What happened was Lev screaming, jumping up from the table, and diving behind the room’s monumentally-ugly sofa. A few moments later he bobbed up again, shaking his head.

“Never let it be said that Lev Semyonovitch Laptev ever failed to over-react,” said Rudi, who hadn’t moved from beside the bed.

“Sometimes,” Lev said, attempting to regain his composure without yelling, “a burnbox is designed to destroy its contents and the person who is trying to open it.”

Rudi looked at the box. “Oh.” He put his hand on the side of the briefcase, and, yes, it was warm. Not hot, but definitely warm, the flash-heat inside leaking through the insulation.

All of which made him think nostalgically of the briefcase he had taken delivery of in Old Potsdam. He’d worried that the act of smuggling it to Berlin might have destroyed it or what was inside, but what if the Package had triggered it before slinging it under the wire? What if it had been cooking its contents the whole time? What if it had contained maps ?

So why, in their last moments of life, had the Package slung the briefcase through the wire, if it was in the process of destroying its contents? In Rudi’s world there was only one reason to do that – to get people running, to make the people who wanted the case back believe it had been delivered. And Bradley had said that the contents had got through, so either he knew the case had destroyed whatever it contained, and had been lying, or he didn’t know and had been passing on a lie told to him by his superiors.

He had other things to think about. There was the steady stream of decrypts, page by page building up a picture of the Community of the nineteenth century. There were the more mundane mechanics of getting himself and Lev from hotel to hotel, from island to island.

And yet he couldn’t stop thinking about Potsdam, going around and around, picking away at it.

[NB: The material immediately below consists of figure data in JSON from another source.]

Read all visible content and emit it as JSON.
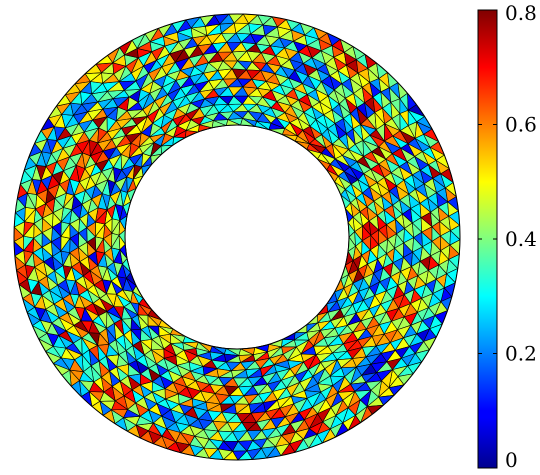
{
  "chart_data": {
    "type": "heatmap",
    "plot_kind": "triangular mesh on an annulus, colored by per-element value",
    "title": "",
    "xlabel": "",
    "ylabel": "",
    "domain": {
      "shape": "annulus",
      "inner_radius_ratio": 0.5,
      "mesh_rings": 13,
      "mesh_density": "finer near the inner boundary"
    },
    "colorbar": {
      "colormap": "jet",
      "range": [
        0,
        0.8
      ],
      "ticks": [
        0,
        0.2,
        0.4,
        0.6,
        0.8
      ],
      "tick_labels": [
        "0",
        "0.2",
        "0.4",
        "0.6",
        "0.8"
      ],
      "location": "right"
    },
    "value_summary": {
      "min": 0.05,
      "max": 0.8,
      "typical": 0.4,
      "pattern": "spiral swirl bands around the ring"
    },
    "edge_color": "#000000",
    "grid": false
  }
}
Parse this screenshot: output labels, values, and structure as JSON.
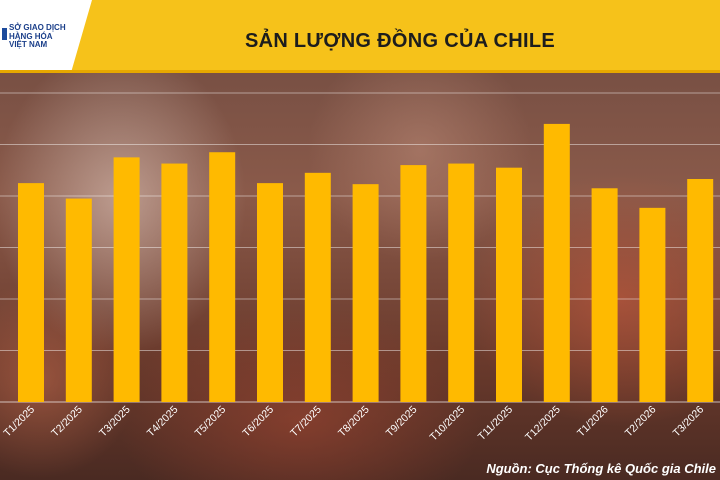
{
  "header": {
    "title": "SẢN LƯỢNG ĐỒNG CỦA CHILE",
    "logo_lines": [
      "SỞ GIAO DỊCH",
      "HÀNG HÓA",
      "VIỆT NAM"
    ]
  },
  "source": "Nguồn: Cục Thống kê Quốc gia Chile",
  "colors": {
    "bar": "#ffba00",
    "header": "#f6c21a"
  },
  "chart_data": {
    "type": "bar",
    "title": "SẢN LƯỢNG ĐỒNG CỦA CHILE",
    "xlabel": "",
    "ylabel": "",
    "grid": true,
    "categories": [
      "T1/2025",
      "T2/2025",
      "T3/2025",
      "T4/2025",
      "T5/2025",
      "T6/2025",
      "T7/2025",
      "T8/2025",
      "T9/2025",
      "T10/2025",
      "T11/2025",
      "T12/2025",
      "T1/2026",
      "T2/2026",
      "T3/2026"
    ],
    "values": [
      4.25,
      3.95,
      4.75,
      4.63,
      4.85,
      4.25,
      4.45,
      4.23,
      4.6,
      4.63,
      4.55,
      5.4,
      4.15,
      3.77,
      4.33
    ],
    "ylim": [
      0,
      6
    ]
  }
}
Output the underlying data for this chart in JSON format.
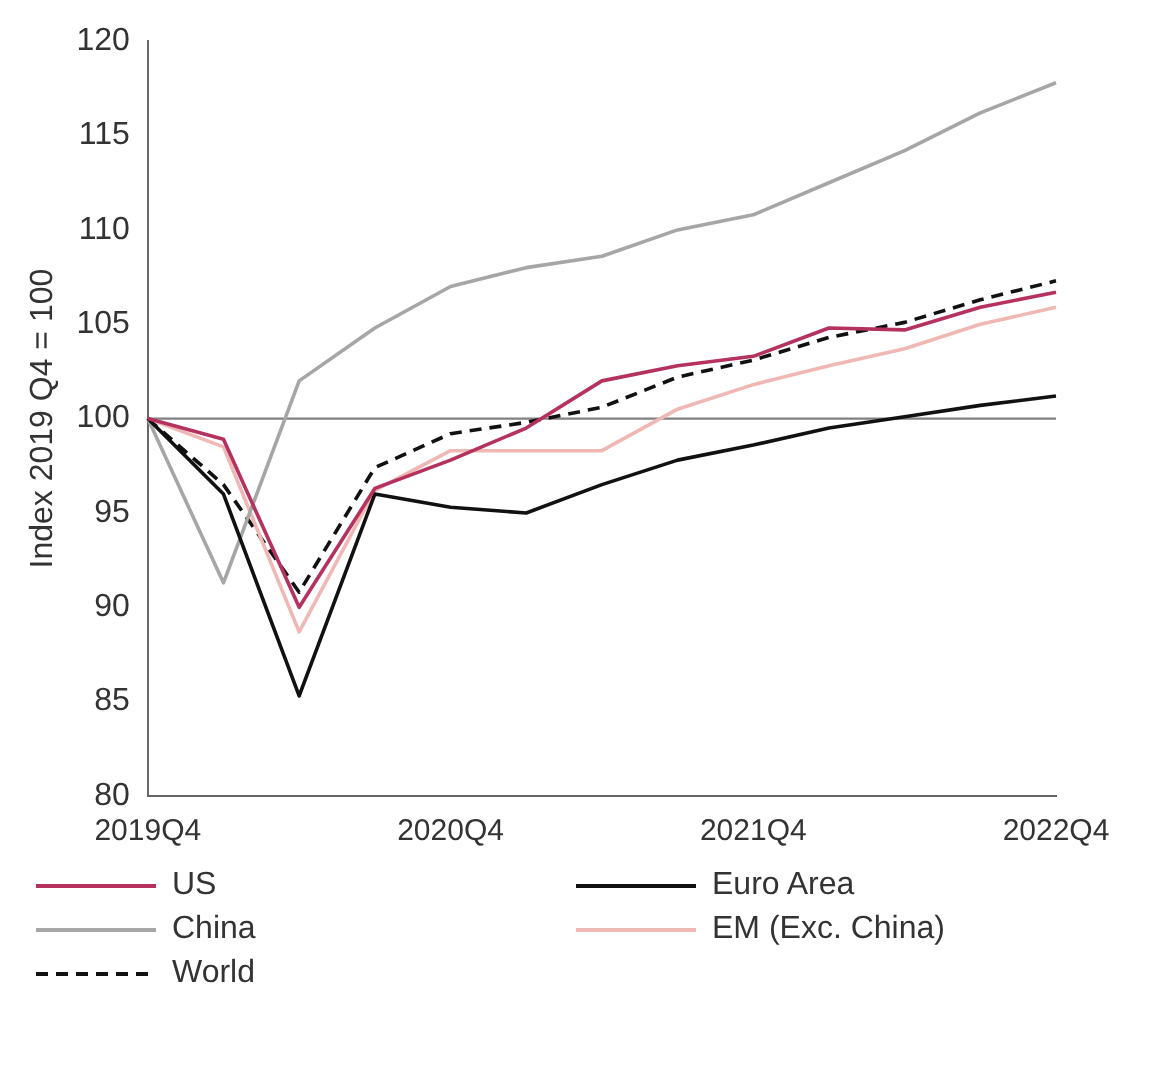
{
  "chart_data": {
    "type": "line",
    "ylabel": "Index 2019 Q4 = 100",
    "categories": [
      "2019Q4",
      null,
      null,
      null,
      "2020Q4",
      null,
      null,
      null,
      "2021Q4",
      null,
      null,
      null,
      "2022Q4"
    ],
    "series": [
      {
        "name": "US",
        "color": "#b5325e",
        "values": [
          100,
          98.9,
          90,
          96.3,
          97.8,
          99.5,
          102,
          102.8,
          103.3,
          104.8,
          104.7,
          105.9,
          106.7
        ]
      },
      {
        "name": "Euro Area",
        "color": "#111111",
        "values": [
          100,
          96,
          85.3,
          96,
          95.3,
          95,
          96.5,
          97.8,
          98.6,
          99.5,
          100.1,
          100.7,
          101.2
        ]
      },
      {
        "name": "China",
        "color": "#a6a6a6",
        "values": [
          100,
          91.3,
          102,
          104.8,
          107,
          108,
          108.6,
          110,
          110.8,
          112.5,
          114.2,
          116.2,
          117.8
        ]
      },
      {
        "name": "EM (Exc. China)",
        "color": "#f0b8b4",
        "values": [
          100,
          98.5,
          88.7,
          96.2,
          98.3,
          98.3,
          98.3,
          100.5,
          101.8,
          102.8,
          103.7,
          105,
          105.9
        ]
      },
      {
        "name": "World",
        "color": "#111111",
        "line_style": "dashed",
        "values": [
          100,
          96.5,
          90.8,
          97.4,
          99.2,
          99.8,
          100.6,
          102.2,
          103.1,
          104.3,
          105.1,
          106.3,
          107.3
        ]
      }
    ],
    "ylim": [
      80,
      120
    ],
    "yticks": [
      80,
      85,
      90,
      95,
      100,
      105,
      110,
      115,
      120
    ],
    "ref_lines": [
      {
        "axis": "y",
        "value": 100,
        "color": "#808080"
      }
    ],
    "grid": false,
    "legend": "bottom",
    "marker": "none",
    "line_style": "solid"
  }
}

Rudi sat for hours with the printout of the Baedeker, shuffling the pages, waiting for the movie moment , the moment when the hero claps his hand to his forehead and cries, of course! The moment when all becomes clear.

It didn’t happen.

This was a Big Secret, certainly. No doubt about that. Easily worth killing both Fabio and himself. But the geometry of what had happened to him over the past ten years or so eluded him. He was certain that Potsdam fitted into that geometry, somehow, but it was impossible to say precisely how .

Taking the Baedeker as his guiding principle, his entire career as a Coureur took on a different aspect. There was one phrase in the book, The Community has the most jealously guarded borders in Europe , which altered everything. How many governments, intelligence services, espionage organisations and criminal groups knew about the Community and had tried, over the years, to gain entry? If he had learned anything from his years wandering around Europe, it was that people really hated to find places that they could not go. Thus, safecrackers broke into banks, MI6 officers passed through Checkpoint Charlie, CIA rezidents ran networks of stringers in Moscow and Bucharest. Oh yes, they were stealing the company payroll or gathering intelligence on the enemy. But, really, when it came down to it, they were going where others could not go . Rudi was aware of the sense of power, the sense of omnicompetence , one could derive from something like that

And the Community had defeated them. They had not been able to gain access.